How to switch to UTC

UTC (Universal Time Coordinated) is basically the same thing as GMT (Greenwich Mean Time). It is the zero-offset time zone.

As the world gets global, it gets confusing to use all the different timezones. It would be good to have a uniform system to name the time — and UTC is the best candidate.

UTC is already used by airplane pilots when they communicate time — because the planes travel often between timezones, and you don’t want some pilot or control tower to get confused in the time-zone names and time translation.

The local time system that is in use now has the advantage that the time (in the local time zone) corresponds to some degree to the sun position on the sky. In general you expect that 8:00am is in the morning (sunrise), and at 1:00am you expect that it’s dark.

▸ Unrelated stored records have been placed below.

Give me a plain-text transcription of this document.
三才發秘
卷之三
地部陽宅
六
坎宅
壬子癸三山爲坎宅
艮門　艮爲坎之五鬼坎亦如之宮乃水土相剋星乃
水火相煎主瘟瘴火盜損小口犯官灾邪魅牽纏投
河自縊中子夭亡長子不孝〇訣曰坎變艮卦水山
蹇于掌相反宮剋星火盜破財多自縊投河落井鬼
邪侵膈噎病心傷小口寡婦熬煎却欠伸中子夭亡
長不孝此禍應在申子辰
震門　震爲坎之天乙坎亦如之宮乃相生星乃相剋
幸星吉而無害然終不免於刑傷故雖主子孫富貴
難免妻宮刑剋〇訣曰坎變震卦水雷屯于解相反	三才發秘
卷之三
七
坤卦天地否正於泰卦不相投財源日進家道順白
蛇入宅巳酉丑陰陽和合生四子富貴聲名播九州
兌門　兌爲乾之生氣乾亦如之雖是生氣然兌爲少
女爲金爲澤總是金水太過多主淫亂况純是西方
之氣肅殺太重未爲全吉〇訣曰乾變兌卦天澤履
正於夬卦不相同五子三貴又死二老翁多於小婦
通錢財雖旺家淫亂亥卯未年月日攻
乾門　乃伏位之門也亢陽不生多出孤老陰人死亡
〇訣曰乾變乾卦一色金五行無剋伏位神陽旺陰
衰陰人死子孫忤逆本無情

The drawbacks of the local time system become appearent when people travel or communicate between timezones: a traveller has to adjust his watch when travelling, and continously make mental transformations to compute the time in the other time zone. Whatsmore, were there a single (unique) timezone, we could drop the timezone concept altogether, and only talk about time (or Earth time, when need comes).

Also the communication between people is now global — instant messenger, VOIP calls, skype etc. More and more people talk between timezones. It’s easy to see the babel scenario when co-workers use different time-zones each to name the time. For example:

A: What about having the meeting at 9:00 PDT?
B: Sorry, I have to leave at 18:00 CEST.
C: 18:00 EEDT works fine for me.
A: Ok, what about 8:00 PDT then?

Here is the plan for the global switch to UTC:

  1. Eliminate Daylight Saving Time (Summer Time) in all time-zones (have a single time throughout the year in each timezone).
  2. Merge close-by zones: Eastern Europe (EET, e.g. Romania) and Central Europe (CET, e.g. Germany) would adopt U.K. time (UTC); The United States would merge into a unique time zone (e.g. PST or EST). This should reduce the global number of time-zones to about half a dozen.
  3. Start communicating the time both in the local timezone and in UTC (in order for the population to get used to UTC).
  4. Abandon the remaining timezones, everybody adopts UTC only.

Of course, an ambitious endeavor, to unify the timezones. To put it in perspective, is it more difficult than the human flight to Mars? Or is it easier than the power-plug unification?

On the plus side, I think it would be enough for some major countries to adopt UTC (China, India, US, European Union, Russia, Japan) and the others will follow.